Healthcare & Health Insurance Reform

September 9, 2009

Healthcare and Health Insurance Reform: I have several issues with the bills being bandied about in Congress.  A major overhaul of the entire healthcare industry is not the best approach to fix what ails it.  The law of unintended consequences always rears its ugly head when Congress enacts one-size fits all laws.  Just look at what is happening with the lead paint issue with children’s toys.  What they saw as a reasonable approach to the Chinese lead paint problem has impacted businesses and individuals across the country.  I know lead paint causes serious illnesses when ingested by children, but when was the last time you saw a toddler sucking on painted shocks or frame of a small motorcycle?

If Congress would address insurance portability and outlaw the practice of having to look for new insurance every time you move to a new state, costs could be significantly reduced.  Congress could also address denial of coverage for pre-existing conditions within portability legislation.  That would significantly reduce the cost for everyone because risks would be spread throughout a much larger coverage pool.

How about tort reform?  I am NOT talking about eliminating redress of real problems patients encounter through misdiagnosis or carelessness.  I am talking about ambulance chasers who hire people, doctors and specialists to fake illness and diagnoses.  You’ve seen the ads on TV.  I was so pleased when a Texas Judge sanctioned a large law firm when she saw that plaintiffs and experts were being recycled on multiple lawsuits.
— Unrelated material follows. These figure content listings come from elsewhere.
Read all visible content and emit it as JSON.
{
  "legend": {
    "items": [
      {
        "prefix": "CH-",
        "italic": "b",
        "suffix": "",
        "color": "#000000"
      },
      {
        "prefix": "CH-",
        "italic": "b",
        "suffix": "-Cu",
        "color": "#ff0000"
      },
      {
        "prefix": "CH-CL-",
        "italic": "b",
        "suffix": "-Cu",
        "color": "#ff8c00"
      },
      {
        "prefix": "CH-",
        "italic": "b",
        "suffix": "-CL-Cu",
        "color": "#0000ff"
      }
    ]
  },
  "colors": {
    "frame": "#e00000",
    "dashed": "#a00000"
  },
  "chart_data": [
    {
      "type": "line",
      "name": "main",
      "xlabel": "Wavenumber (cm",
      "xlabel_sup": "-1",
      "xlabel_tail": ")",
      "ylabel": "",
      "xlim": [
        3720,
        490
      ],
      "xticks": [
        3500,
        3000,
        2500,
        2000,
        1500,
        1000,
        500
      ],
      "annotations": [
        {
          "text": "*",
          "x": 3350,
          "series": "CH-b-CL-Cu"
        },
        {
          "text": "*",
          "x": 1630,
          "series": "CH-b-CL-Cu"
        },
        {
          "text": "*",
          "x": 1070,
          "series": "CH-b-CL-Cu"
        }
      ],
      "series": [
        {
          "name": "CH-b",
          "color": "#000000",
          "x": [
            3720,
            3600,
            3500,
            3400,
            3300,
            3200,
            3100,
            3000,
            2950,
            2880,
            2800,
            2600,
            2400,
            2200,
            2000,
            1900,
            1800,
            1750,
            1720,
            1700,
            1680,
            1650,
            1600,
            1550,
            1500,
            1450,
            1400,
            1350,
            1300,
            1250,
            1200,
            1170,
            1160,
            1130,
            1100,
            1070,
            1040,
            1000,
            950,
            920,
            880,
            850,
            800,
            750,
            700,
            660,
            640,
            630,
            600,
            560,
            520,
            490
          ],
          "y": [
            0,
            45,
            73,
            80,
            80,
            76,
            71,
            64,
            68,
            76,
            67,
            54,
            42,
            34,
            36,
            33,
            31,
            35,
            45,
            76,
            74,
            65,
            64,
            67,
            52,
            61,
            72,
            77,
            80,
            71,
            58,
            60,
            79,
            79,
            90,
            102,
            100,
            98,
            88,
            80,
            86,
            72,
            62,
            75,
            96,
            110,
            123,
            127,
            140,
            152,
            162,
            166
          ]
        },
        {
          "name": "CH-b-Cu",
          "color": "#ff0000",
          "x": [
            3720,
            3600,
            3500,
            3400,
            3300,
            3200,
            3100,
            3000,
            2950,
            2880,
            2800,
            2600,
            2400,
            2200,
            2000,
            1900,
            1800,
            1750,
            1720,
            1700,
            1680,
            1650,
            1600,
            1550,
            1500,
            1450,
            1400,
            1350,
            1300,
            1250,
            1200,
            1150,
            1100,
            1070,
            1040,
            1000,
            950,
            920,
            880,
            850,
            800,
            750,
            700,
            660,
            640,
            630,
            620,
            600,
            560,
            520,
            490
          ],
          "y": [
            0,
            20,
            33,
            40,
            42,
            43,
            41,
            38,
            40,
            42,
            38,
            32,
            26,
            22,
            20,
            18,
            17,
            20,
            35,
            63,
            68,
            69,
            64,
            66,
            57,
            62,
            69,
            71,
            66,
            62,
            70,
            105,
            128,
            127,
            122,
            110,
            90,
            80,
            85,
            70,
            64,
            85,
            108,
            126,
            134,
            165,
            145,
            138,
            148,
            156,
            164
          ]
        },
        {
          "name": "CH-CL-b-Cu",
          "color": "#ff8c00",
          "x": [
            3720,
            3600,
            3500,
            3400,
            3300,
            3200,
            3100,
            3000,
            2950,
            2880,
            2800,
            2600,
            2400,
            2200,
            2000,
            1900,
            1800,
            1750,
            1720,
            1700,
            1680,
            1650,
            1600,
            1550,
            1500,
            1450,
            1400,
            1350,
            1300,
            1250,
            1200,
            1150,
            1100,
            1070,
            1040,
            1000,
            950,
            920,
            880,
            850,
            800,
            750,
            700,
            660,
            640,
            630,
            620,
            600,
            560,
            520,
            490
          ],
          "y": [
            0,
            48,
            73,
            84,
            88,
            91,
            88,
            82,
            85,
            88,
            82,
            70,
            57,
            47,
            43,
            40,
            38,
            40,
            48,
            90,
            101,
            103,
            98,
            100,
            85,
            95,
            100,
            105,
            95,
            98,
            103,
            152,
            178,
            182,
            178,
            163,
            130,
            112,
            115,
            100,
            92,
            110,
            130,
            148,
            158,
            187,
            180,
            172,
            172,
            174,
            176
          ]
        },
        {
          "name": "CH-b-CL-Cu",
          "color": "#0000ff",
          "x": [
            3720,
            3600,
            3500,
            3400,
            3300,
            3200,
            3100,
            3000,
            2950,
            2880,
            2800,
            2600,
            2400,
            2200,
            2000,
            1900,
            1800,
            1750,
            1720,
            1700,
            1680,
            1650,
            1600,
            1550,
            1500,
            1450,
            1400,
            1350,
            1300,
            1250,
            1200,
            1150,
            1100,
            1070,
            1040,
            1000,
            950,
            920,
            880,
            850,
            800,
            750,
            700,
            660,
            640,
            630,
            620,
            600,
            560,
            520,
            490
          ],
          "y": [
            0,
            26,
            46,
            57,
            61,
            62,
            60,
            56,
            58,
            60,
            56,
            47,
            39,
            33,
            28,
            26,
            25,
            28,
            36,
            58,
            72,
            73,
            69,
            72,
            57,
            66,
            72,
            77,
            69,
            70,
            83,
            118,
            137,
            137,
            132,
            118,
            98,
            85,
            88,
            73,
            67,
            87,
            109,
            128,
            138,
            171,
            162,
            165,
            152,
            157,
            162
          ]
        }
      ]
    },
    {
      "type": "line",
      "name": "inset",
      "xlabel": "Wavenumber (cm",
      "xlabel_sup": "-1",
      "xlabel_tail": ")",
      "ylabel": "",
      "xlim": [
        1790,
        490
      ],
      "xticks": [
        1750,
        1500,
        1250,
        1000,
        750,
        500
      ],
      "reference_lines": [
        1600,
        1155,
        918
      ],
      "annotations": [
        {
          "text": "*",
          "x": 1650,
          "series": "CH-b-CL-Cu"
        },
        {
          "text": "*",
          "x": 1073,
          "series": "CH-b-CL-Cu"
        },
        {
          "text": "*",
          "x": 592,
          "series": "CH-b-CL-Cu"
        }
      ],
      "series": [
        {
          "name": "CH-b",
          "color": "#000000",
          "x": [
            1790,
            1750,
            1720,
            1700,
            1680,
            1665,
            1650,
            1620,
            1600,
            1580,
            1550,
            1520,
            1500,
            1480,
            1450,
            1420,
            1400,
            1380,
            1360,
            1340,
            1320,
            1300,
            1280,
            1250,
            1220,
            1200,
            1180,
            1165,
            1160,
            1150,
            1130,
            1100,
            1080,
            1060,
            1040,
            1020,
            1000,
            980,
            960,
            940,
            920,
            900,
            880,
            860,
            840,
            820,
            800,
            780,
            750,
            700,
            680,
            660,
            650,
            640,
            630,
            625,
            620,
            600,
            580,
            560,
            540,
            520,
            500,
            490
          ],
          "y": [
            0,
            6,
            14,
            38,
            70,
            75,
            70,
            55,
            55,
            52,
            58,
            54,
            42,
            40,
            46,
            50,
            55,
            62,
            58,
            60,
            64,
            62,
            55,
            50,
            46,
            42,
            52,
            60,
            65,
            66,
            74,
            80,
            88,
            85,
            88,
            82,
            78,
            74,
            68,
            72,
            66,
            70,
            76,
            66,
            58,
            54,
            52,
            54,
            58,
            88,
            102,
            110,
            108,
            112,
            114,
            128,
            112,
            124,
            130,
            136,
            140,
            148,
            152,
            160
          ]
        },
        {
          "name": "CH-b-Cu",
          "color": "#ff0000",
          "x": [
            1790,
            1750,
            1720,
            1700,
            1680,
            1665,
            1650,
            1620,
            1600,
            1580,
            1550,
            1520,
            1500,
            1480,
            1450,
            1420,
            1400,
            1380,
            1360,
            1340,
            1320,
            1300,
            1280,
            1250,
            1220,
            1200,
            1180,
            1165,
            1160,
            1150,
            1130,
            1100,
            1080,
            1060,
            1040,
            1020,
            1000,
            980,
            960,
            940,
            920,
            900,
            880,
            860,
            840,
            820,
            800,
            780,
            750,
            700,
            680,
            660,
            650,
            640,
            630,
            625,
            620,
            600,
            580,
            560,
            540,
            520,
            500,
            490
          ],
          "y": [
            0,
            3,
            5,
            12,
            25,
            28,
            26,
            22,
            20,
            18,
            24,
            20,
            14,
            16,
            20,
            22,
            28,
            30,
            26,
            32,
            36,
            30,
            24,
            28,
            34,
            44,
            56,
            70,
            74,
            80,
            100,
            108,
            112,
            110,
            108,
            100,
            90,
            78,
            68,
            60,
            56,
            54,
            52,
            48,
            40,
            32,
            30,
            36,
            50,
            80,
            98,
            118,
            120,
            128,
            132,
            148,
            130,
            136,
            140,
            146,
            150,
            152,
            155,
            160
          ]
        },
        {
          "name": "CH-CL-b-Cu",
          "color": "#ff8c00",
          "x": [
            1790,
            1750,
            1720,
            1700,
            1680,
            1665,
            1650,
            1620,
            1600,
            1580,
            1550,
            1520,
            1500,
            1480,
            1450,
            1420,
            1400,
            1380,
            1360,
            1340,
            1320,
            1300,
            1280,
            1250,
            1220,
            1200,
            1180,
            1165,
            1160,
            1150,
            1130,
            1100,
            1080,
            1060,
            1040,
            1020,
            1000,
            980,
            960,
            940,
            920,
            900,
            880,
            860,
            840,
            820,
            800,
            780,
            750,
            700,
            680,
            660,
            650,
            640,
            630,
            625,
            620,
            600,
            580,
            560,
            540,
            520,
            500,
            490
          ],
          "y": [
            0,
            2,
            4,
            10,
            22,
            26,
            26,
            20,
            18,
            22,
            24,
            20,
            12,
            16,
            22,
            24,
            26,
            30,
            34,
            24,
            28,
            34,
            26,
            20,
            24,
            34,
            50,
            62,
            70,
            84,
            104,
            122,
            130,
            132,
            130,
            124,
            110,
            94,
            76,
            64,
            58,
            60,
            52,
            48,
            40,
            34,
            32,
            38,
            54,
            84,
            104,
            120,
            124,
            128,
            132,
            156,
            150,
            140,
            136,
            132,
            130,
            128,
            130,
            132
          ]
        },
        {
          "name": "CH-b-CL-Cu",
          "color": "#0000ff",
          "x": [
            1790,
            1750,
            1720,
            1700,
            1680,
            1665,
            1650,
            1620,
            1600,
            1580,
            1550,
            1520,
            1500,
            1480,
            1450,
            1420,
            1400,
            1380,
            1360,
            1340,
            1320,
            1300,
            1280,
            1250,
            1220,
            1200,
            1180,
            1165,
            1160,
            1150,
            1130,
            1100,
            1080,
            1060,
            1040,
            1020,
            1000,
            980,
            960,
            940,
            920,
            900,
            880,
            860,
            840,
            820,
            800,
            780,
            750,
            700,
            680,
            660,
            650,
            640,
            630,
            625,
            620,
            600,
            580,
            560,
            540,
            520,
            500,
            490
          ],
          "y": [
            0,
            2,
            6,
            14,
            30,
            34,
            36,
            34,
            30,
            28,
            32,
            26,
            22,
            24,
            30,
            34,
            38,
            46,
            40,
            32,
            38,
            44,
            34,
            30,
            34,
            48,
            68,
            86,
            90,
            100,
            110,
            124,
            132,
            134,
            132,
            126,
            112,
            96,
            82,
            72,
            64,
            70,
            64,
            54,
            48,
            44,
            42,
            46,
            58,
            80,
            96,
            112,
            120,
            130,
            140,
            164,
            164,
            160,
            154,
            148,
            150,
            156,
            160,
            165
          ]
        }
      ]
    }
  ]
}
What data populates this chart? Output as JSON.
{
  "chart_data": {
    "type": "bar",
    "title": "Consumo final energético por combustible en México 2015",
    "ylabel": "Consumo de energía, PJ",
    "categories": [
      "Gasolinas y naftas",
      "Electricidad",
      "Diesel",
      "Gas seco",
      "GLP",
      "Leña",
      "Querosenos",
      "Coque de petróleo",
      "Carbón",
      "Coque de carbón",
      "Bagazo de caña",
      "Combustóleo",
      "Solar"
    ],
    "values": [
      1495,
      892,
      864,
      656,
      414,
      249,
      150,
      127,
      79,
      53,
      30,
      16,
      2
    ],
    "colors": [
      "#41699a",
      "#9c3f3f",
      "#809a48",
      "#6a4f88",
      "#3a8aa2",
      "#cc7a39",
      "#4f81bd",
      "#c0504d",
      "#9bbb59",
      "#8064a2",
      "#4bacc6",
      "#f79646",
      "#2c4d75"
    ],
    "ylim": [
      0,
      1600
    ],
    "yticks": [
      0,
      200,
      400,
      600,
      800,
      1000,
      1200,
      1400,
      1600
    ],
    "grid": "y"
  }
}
The majority of doctors greatly care about the welfare of their patients and would never purposely harm them.  These same doctors are paying through the nose for outrageous malpractice coverage.

The same goes for pharmaceutical companies.  Do you really believe these companies develop new drugs with the intent to injure patients?  They are for profit businesses and they understand bad press resulting from unsavory reactions or deaths from their products is not good for business.  Yes, drugs are expensive.  It costs a lot to research, develop, and test new drugs for all the nasty health problems that haven’t been cured yet – sometimes decades to get a drug out that is fit for human consumption.  Their insurance is also incredibly expensive.  Couple that with frivolous lawsuits designed to encourage out-of-court settlements and BINGO!  Major bucks that could be used more efficiently are flying out the door.  By the time lawyers pay all their expenses and take their fee how much is left for the victims?

I do not trust our Federal Government with six plus percent of our GDP.  The Federal Government is much too large as it is.  Can you imagine the size of the agency and the near immediate backlog of treatment approvals that will only get worse?  No, I don’t believe “death panels” and all that garbage would be a part of our healthcare system.  I do believe; however, rationing of care would become the norm and people would die waiting for treatment.  Look at the stats for prostate cancer in England, if you’d like an example.   Canada nor any other country with a socialized health system is much better.  Yes, I said the “S” word.  What else can you call it if the government runs it, pays for it and approves it?

I don’t know what the President is going to say tonight about this.  I am DVRing his speech so I can pause or rewind as necessary to better comprehend what is being offered.